A new-born rhinoceros in Kenya has been named Kofi Annan in honour of the former UN Secretary General.
Black rhinos were nearly wiped out by poachers in the 1970s and 80s
Baby Kofi was born at the weekend in the community-owned Ol Choro Oirogua Conservancy in the Maasai Mara reserve.
Mr Annan is trying to mediate between President Mwai Kibaki and opposition leader Raila Odinga, who disputed the results of elections in December.
Kofi's birth comes three months after a new strategy was announced to increase the numbers of endangered rhinos.
Rangers did not say there were any obvious comparisons between Mr Annan and the horned beast, but some have suggested he will need a thick skin to push forward difficult negotiations between Mr Kibaki and Mr Odinga.

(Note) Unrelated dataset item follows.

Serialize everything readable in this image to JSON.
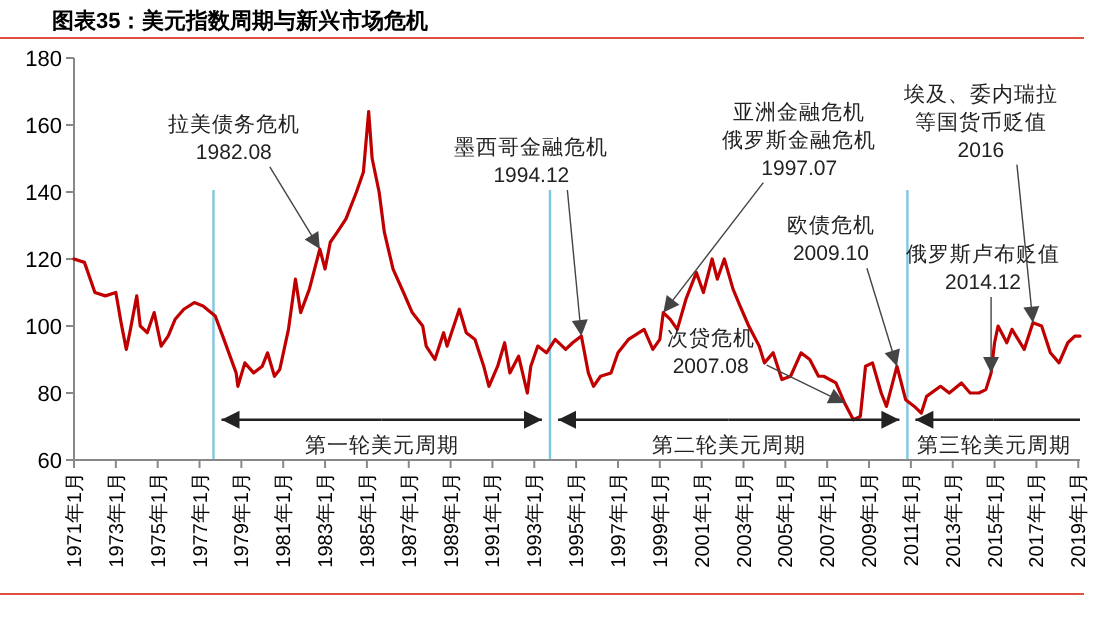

"Thick-skinned Kofi Annan is likely to spend years in the wild," the United Nations said in a statement.
The new strategy to save endangered black rhino seeks to raise numbers from the current 540 to 700 by the year 2011.
Black rhino suffered a catastrophic decline across Africa in the 1970s and 1980s. Numbers plummeted from an estimated 65,000 in 1970 to fewer than 2,500 by 1992.
Despite the devastating effects of poaching in the 1970s and 80s, Kenya now has the third largest population of the species after South Africa and Namibia.
A number of white rhinos have also been imported to Kenya from southern Africa to boost rhino numbers generally.
But with the continued threat of habitat destruction, the future of the black rhino is far from guaranteed.